The Barrier

Author: Shankari Chandran

Publisher: Macmillan

Copyright Year: 2017

Synopsis

Twenty years ago an Ebola epidemic brought the world to the edge of oblivion.

The West won the war, the East was isolated behind a wall, and a vaccine against Ebola was developed. Peace prevailed.

Now Agent Noah Williams is being sent over the barrier to investigate a rogue scientist who risks releasing another plague. But why would a once-respected academic threaten the enforced vaccination program that ensures humans are no longer an endangered species?

Hunting for answers amid shootouts, espionage and murder, Noah will have to confront a fundamental question:

In the fight for survival, can our humanity survive too?

Reviewer: Kate Russell

The Barrier is a science fiction thriller set in the year 2040. The world is divided into the Eastern and Western Alliance after World War Righteous (“WWR” – 2020 to 2025), a devastating religious war that also allowed Ebola to sweep the world. After the Armistice Accord is signed on 9 June 2025, two mechanisms are put in place to prevent a repetition of WWR – the Immunity Shield, a global vaccination program administered freely by the World Health Organisation and controlled by the Department for Biological Integrity (“Bio”), and the Information Shield, ensuring that only approved information can flow between the two Alliances.

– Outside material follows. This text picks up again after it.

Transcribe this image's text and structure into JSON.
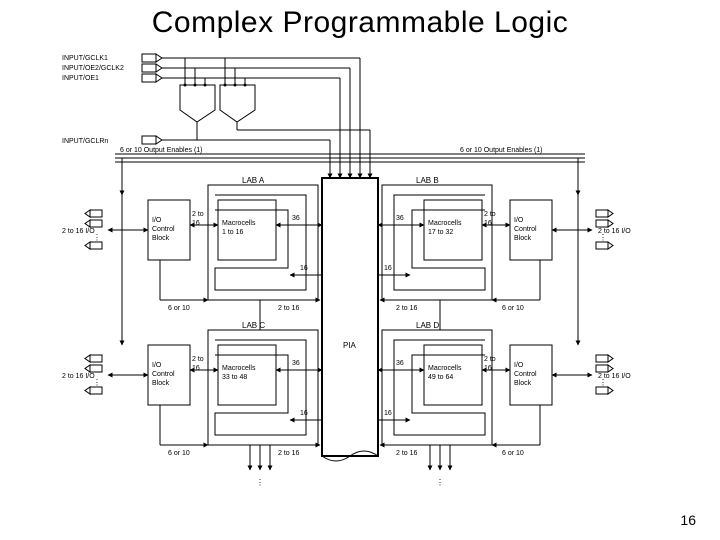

However, there is one major difference between the vaccination administered to people in the Western Alliance, and the one administered to those in the Eastern Alliance – the Faith Inhibitor. It’s just as it sounds – it affects the part of the brain that “believes” – in God or Allah or any religious deity of any kind. And its existence is not exactly common knowledge…

So, when evidence comes to light of a “fake” vaccine – one that mimics the real one (EBL-47) but has no protection against Ebola and doesn’t contain the Faith Inhibitor, Bio calls in Agent Noah Williams, the conflicted hero of the story.  Their main suspect, virologist Dr Amir Khan, is in Sri Lanka, in the Eastern Alliance. Bio needs a cover story to send Noah and his team in – and so they engineer an outbreak of a new strain of Ebola in Colombo General Hospital. Shockingly, the victims are only babies, injected with the virus by Bio’s agent in Sri Lanka, Sahara.

Noah, together with his team, Agents Garner and Crawford, pose as WHO delegates investigating the new outbreak. This gives Noah a reason to work closely with Dr Khan, who, in turn, is trying to work out how the virus got into the hospital in the first place. Despite himself, Noah forms a bond with Khan – they have both lost people they loved and Khan becomes somewhat of a father figure to Noah.

There are villains on both sides of the Barrier – and sometimes it’s pretty hard to know who the “good guys” are. Noah himself has done some terrible things, under orders, but as the story progresses, he begins to question his own beliefs and the part he plays in Bio’s work. Noah and his team find themselves in danger more than once, and not everybody gets out alive.

This book was quite different to the genres I usually read – but I found it intriguing and very believable (in a scary way)! It took me a little while to get into it, but once I did, I found myself wanting to see what happened next. Noah is a complex character and his growth through the story is engaging and interesting, giving the book its heart.

There’s lots of action, interesting subplots, and, although it’s quite a bleak story, the ending is hopeful. Overall, it’s a really good read that keeps you guessing until the end.